Dies gilt im Rahmen der Ganzkörperwaschung (Ghusl), wie Aḥmad dies an mehreren Stellen ausdrücklich feststellte; dies liegt daran, dass die Waschung bei ritueller Unreinheit (Janāba) umfassender ist, da sie den gesamten Körper abdeckt und dabei das Innere dichter Behaarung, der Bereich unter den Augenlidern und Ähnliches gewaschen werden, und das Innere der Augen zum Körper gehört, der gewaschen werden kann. Wenn es also nicht verpflichtend (Wājib) ist, so ist es zumindest empfehlenswert (Mustaḥabb). Die richtige Auffassung ist jedoch, dass dies weder bei der kleinen Waschung (Wuḍūʾ) noch bei der Ganzkörperwaschung (Ghusl) zur Sunna gehört, da der Prophet – Friede und Segen Allahs seien auf ihm – dies nicht getan und nicht dazu aufgefordert hat, und es zudem schädlich ist. Was von Ibn ʿUmar berichtet wurde, ist ein Beleg für dessen Abneigung (Karāha), da es sein Sehvermögen beeinträchtigte. Das Tun von etwas, bei dem man fürchtet, dass es das Sehvermögen schädigt oder verringert, ohne dass es eine religiöse Vorgabe dazu gibt – sofern es nicht verboten (Muḥarram) ist –, ist zumindest als verpönt (Makrūh) einzustufen.
21 – Problem: Er sagte: (Und das Durchspülen/Durchkämmen [Takhlīl] zwischen den Fingern).
Das Durchspülen der Finger der Hände und Füße bei der rituellen Waschung (Wuḍūʾ) ist eine Sunna, und bei den Füßen ist es noch bekräftigter, aufgrund der Aussage des Propheten – Friede und Segen Allahs seien auf ihm – an Laqīṭ ibn Ṣabira: "Vollziehe die rituelle Waschung vollständig und durchspüle die Finger." Dies ist ein authentischer (Ṣaḥīḥ) Ḥadīth (1).
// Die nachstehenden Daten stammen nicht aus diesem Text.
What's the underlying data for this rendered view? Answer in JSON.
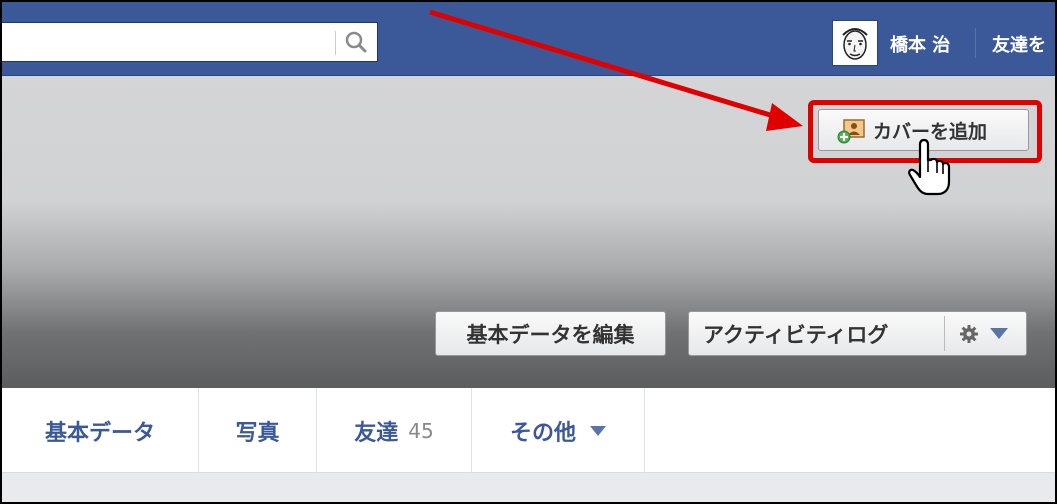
{
  "topbar": {
    "search": {
      "value": "",
      "placeholder": ""
    },
    "profile_name": "橋本 治",
    "friends_link": "友達を"
  },
  "cover": {
    "add_cover_label": "カバーを追加",
    "edit_profile_label": "基本データを編集",
    "activity_log_label": "アクティビティログ"
  },
  "tabs": [
    {
      "label": "基本データ"
    },
    {
      "label": "写真"
    },
    {
      "label": "友達",
      "count": "45"
    },
    {
      "label": "その他"
    }
  ],
  "icons": {
    "search": "search-icon",
    "add_cover": "add-photo-icon",
    "gear": "gear-icon",
    "caret": "chevron-down-icon",
    "pointer": "hand-pointer-icon",
    "arrow": "red-arrow-annotation"
  },
  "colors": {
    "brand": "#3b5998",
    "highlight": "#e00000"
  }
}
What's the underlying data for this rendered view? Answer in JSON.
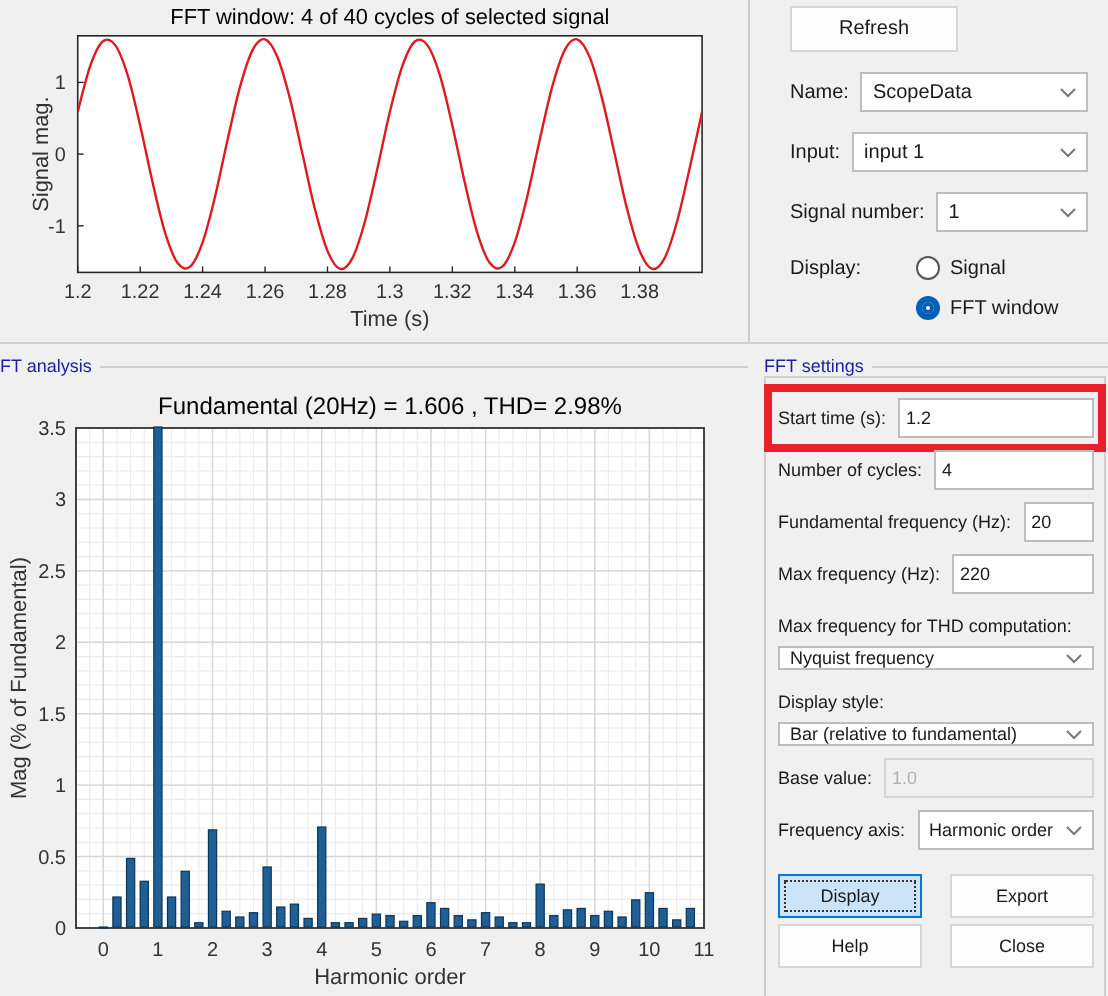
{
  "signal_plot": {
    "chart_data": {
      "type": "line",
      "title": "FFT window: 4 of 40 cycles of selected signal",
      "xlabel": "Time (s)",
      "ylabel": "Signal mag.",
      "x": [
        1.2,
        1.204,
        1.208,
        1.212,
        1.216,
        1.22,
        1.224,
        1.228,
        1.232,
        1.236,
        1.24,
        1.244,
        1.248,
        1.252,
        1.256,
        1.26,
        1.264,
        1.268,
        1.272,
        1.276,
        1.28,
        1.284,
        1.288,
        1.292,
        1.296,
        1.3,
        1.304,
        1.308,
        1.312,
        1.316,
        1.32,
        1.324,
        1.328,
        1.332,
        1.336,
        1.34,
        1.344,
        1.348,
        1.352,
        1.356,
        1.36,
        1.364,
        1.368,
        1.372,
        1.376,
        1.38,
        1.384,
        1.388,
        1.392,
        1.396,
        1.4
      ],
      "series": [
        {
          "color": "#e0191e",
          "values": [
            0.59,
            1.23,
            1.57,
            1.52,
            1.1,
            0.4,
            -0.4,
            -1.1,
            -1.52,
            -1.57,
            -1.23,
            -0.59,
            0.2,
            0.94,
            1.45,
            1.6,
            1.35,
            0.77,
            0,
            -0.77,
            -1.35,
            -1.6,
            -1.45,
            -0.94,
            -0.2,
            0.59,
            1.23,
            1.57,
            1.52,
            1.1,
            0.4,
            -0.4,
            -1.1,
            -1.52,
            -1.57,
            -1.23,
            -0.59,
            0.2,
            0.94,
            1.45,
            1.6,
            1.35,
            0.77,
            0,
            -0.77,
            -1.35,
            -1.6,
            -1.45,
            -0.94,
            -0.2,
            0.59
          ]
        }
      ],
      "xlim": [
        1.2,
        1.4
      ],
      "ylim": [
        -1.65,
        1.65
      ],
      "xticks": [
        1.2,
        1.22,
        1.24,
        1.26,
        1.28,
        1.3,
        1.32,
        1.34,
        1.36,
        1.38
      ],
      "yticks": [
        -1,
        0,
        1
      ]
    }
  },
  "fft_analysis": {
    "group_label": "FT analysis",
    "chart_data": {
      "type": "bar",
      "title": "Fundamental (20Hz) = 1.606 , THD= 2.98%",
      "xlabel": "Harmonic order",
      "ylabel": "Mag (% of Fundamental)",
      "x": [
        0,
        0.25,
        0.5,
        0.75,
        1,
        1.25,
        1.5,
        1.75,
        2,
        2.25,
        2.5,
        2.75,
        3,
        3.25,
        3.5,
        3.75,
        4,
        4.25,
        4.5,
        4.75,
        5,
        5.25,
        5.5,
        5.75,
        6,
        6.25,
        6.5,
        6.75,
        7,
        7.25,
        7.5,
        7.75,
        8,
        8.25,
        8.5,
        8.75,
        9,
        9.25,
        9.5,
        9.75,
        10,
        10.25,
        10.5,
        10.75
      ],
      "values": [
        0,
        0.21,
        0.48,
        0.32,
        3.5,
        0.21,
        0.39,
        0.03,
        0.68,
        0.11,
        0.07,
        0.1,
        0.42,
        0.14,
        0.16,
        0.06,
        0.7,
        0.03,
        0.03,
        0.06,
        0.09,
        0.08,
        0.04,
        0.08,
        0.17,
        0.13,
        0.08,
        0.05,
        0.1,
        0.07,
        0.03,
        0.03,
        0.3,
        0.08,
        0.12,
        0.13,
        0.08,
        0.11,
        0.07,
        0.19,
        0.24,
        0.13,
        0.05,
        0.13
      ],
      "grid": true,
      "xlim": [
        -0.5,
        11
      ],
      "ylim": [
        0,
        3.5
      ],
      "xticks": [
        0,
        1,
        2,
        3,
        4,
        5,
        6,
        7,
        8,
        9,
        10,
        11
      ],
      "yticks": [
        0,
        0.5,
        1,
        1.5,
        2,
        2.5,
        3,
        3.5
      ]
    }
  },
  "signal_selection": {
    "refresh_button": "Refresh",
    "fields": [
      {
        "label": "Name:",
        "value": "ScopeData"
      },
      {
        "label": "Input:",
        "value": "input 1"
      },
      {
        "label": "Signal number:",
        "value": "1"
      }
    ],
    "display": {
      "label": "Display:",
      "options": [
        {
          "label": "Signal",
          "selected": false
        },
        {
          "label": "FFT window",
          "selected": true
        }
      ]
    }
  },
  "fft_settings": {
    "group_label": "FFT settings",
    "fields": [
      {
        "kind": "text",
        "label": "Start time (s):",
        "value": "1.2",
        "highlighted": true,
        "disabled": false
      },
      {
        "kind": "text",
        "label": "Number of cycles:",
        "value": "4",
        "highlighted": false,
        "disabled": false
      },
      {
        "kind": "text",
        "label": "Fundamental frequency (Hz):",
        "value": "20",
        "highlighted": false,
        "disabled": false
      },
      {
        "kind": "text",
        "label": "Max frequency (Hz):",
        "value": "220",
        "highlighted": false,
        "disabled": false
      },
      {
        "kind": "stacked-dropdown",
        "label": "Max frequency for THD computation:",
        "value": "Nyquist frequency",
        "highlighted": false,
        "disabled": false
      },
      {
        "kind": "stacked-dropdown",
        "label": "Display style:",
        "value": "Bar (relative to fundamental)",
        "highlighted": false,
        "disabled": false
      },
      {
        "kind": "text",
        "label": "Base value:",
        "value": "1.0",
        "highlighted": false,
        "disabled": true
      },
      {
        "kind": "dropdown",
        "label": "Frequency axis:",
        "value": "Harmonic order",
        "highlighted": false,
        "disabled": false
      }
    ],
    "buttons": [
      {
        "label": "Display",
        "focused": true
      },
      {
        "label": "Export",
        "focused": false
      },
      {
        "label": "Help",
        "focused": false
      },
      {
        "label": "Close",
        "focused": false
      }
    ]
  }
}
Al-Mustawrid ibn Shaddād sagte: Ich sah den Gesandten Allahs – Friede und Segen Allahs seien auf ihm –, wie er bei der rituellen Waschung seine Zehen mit seinem kleinen Finger rieb. Überliefert von Abū Dāwūd, Ibn Mājah und al-Tirmidhī (2), welcher sagte: Wir kennen ihn nur aus dem Ḥadīth von Ibn Lahīʿa (3). Es ist empfehlenswert, die Zehen mit dem kleinen Finger aufgrund dieses Ḥadīths zu durchspülen, und man beginnt beim Durchspülen am rechten Fuß mit dem kleinen Finger bis zum großen Zeh, und am linken Fuß vom großen Zeh bis zum kleinen Finger; denn der Prophet – Friede und Segen Allahs seien auf ihm – liebte das Beginnen mit der rechten Seite (Tayammun) (4) bei seiner Waschung. Darin liegt ein Beginnen mit der rechten Seite (5).
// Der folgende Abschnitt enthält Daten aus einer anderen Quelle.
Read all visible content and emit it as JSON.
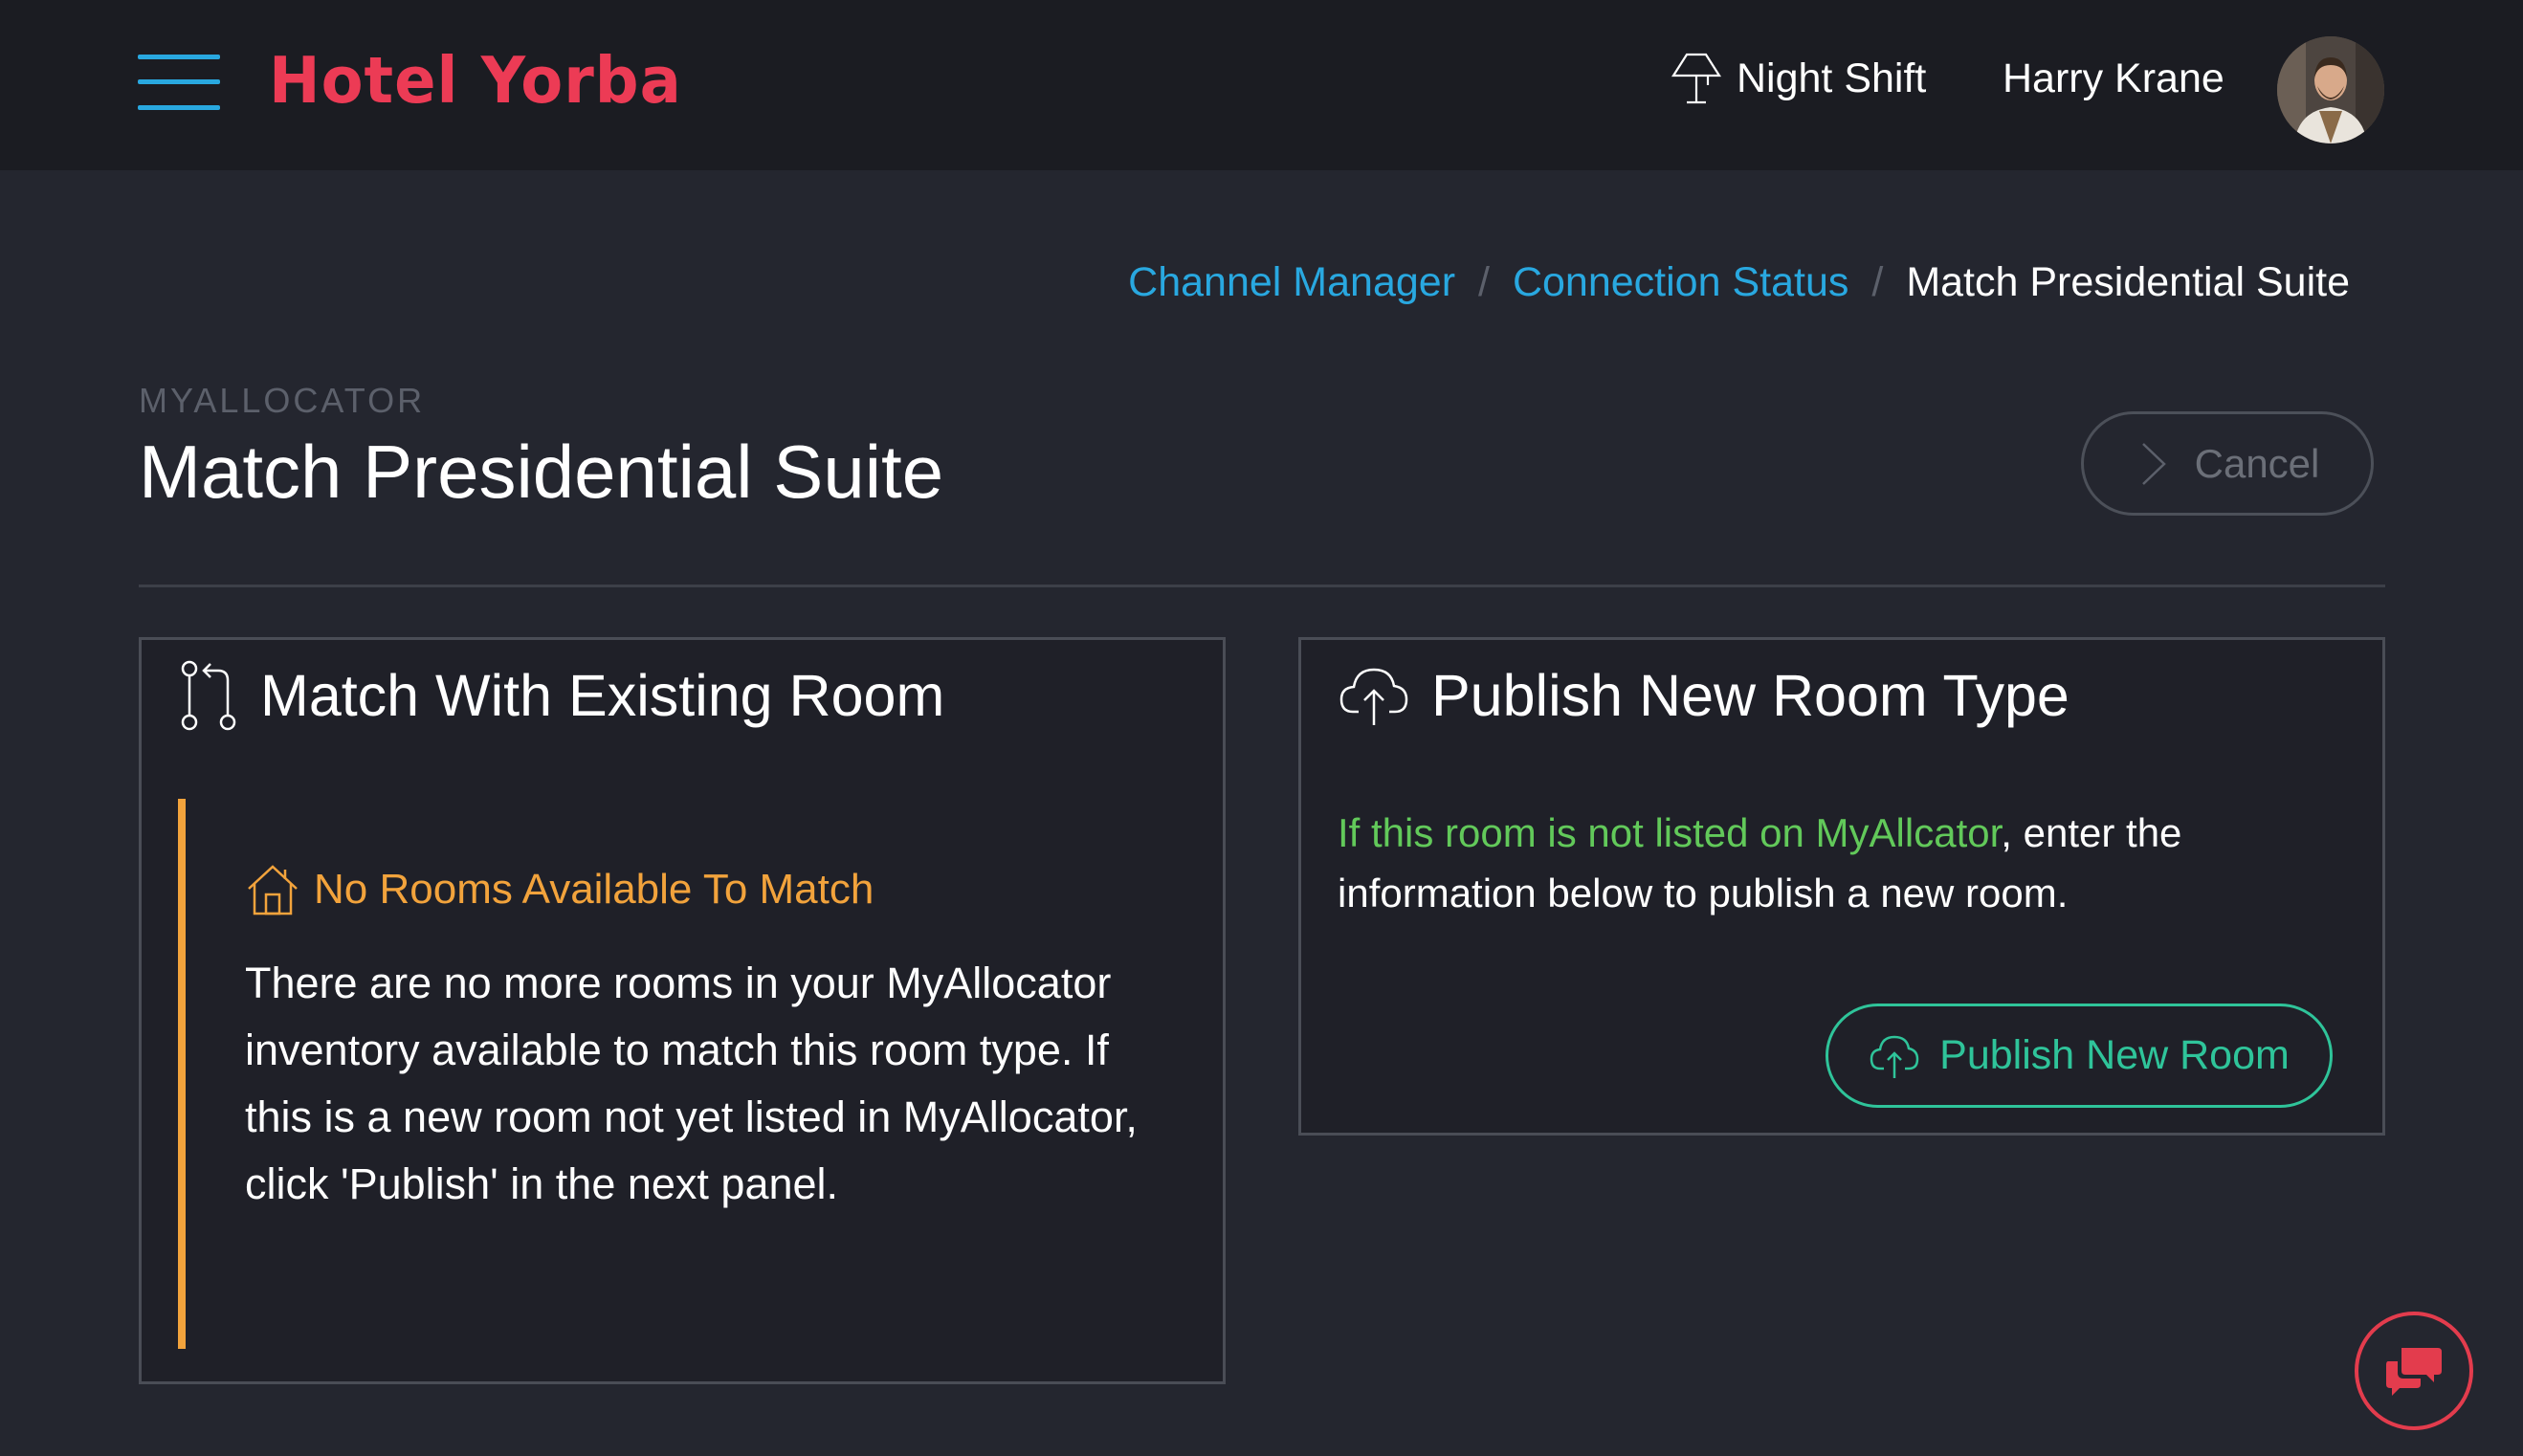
{
  "header": {
    "brand": "Hotel Yorba",
    "shift_label": "Night Shift",
    "user_name": "Harry Krane"
  },
  "breadcrumb": {
    "items": [
      "Channel Manager",
      "Connection Status"
    ],
    "current": "Match Presidential Suite",
    "separator": "/"
  },
  "page": {
    "eyebrow": "MYALLOCATOR",
    "title": "Match Presidential Suite",
    "cancel_label": "Cancel"
  },
  "match_panel": {
    "title": "Match With Existing Room",
    "alert_title": "No Rooms Available To Match",
    "alert_body": "There are no more rooms in your MyAllocator inventory available to match this room type. If this is a new room not yet listed in MyAllocator, click 'Publish' in the next panel."
  },
  "publish_panel": {
    "title": "Publish New Room Type",
    "text_highlight": "If this room is not listed on MyAllcator",
    "text_rest": ", enter the information below to publish a new room.",
    "button_label": "Publish New Room"
  },
  "colors": {
    "accent_blue": "#29a8e0",
    "brand_red": "#ec3b55",
    "warning_orange": "#f2a33c",
    "success_green": "#2fc49a",
    "highlight_green": "#62c95a"
  },
  "icons": {
    "menu": "hamburger-icon",
    "shift": "lamp-icon",
    "cancel": "chevron-right-icon",
    "match": "git-compare-icon",
    "publish": "cloud-upload-icon",
    "alert": "house-icon",
    "chat": "chat-bubbles-icon"
  }
}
Abschnitt: Es ist empfehlenswert, dass er seinen Fuß mit seiner Hand reibt und auf seine Fersen achtet sowie auf die Stellen, an denen das Wasser abrutscht.
(1) Siehe oben, Problem Nr. 18, Seite 147. (2) Überliefert von Abū Dāwūd, in: Bāb Ghasl al-Rijlayn, aus dem Kitāb al-Ṭahāra. Sunan Abī Dāwūd 1/32. Und von Ibn Mājah, in: Bāb Takhlīl al-Aṣābiʿ, aus dem Kitāb al-Ṭahāra. Sunan Ibn Mājah 1/152. Und von al-Tirmidhī, in: Bāb fī Takhlīl al-Aṣābiʿ, aus den Abwāb al-Ṭahāra. ʿĀriḍat al-Aḥwadhī 1/57. (3) Abū ʿAbd al-Raḥmān ʿAbd Allāh ibn Lahīʿa ibn ʿUqba al-Ḥaḍramī al-Miṣrī, der Ḥāfiẓ, Rechtsgelehrte und Qāḍī, gestorben im Jahr 174 n. H. Al-ʿIbar 1/264, 265, Tahdhīb al-Tahdhīb 5/373–379. (4) In M: "al-Tayāmun". (5) In M: "Tayāmun".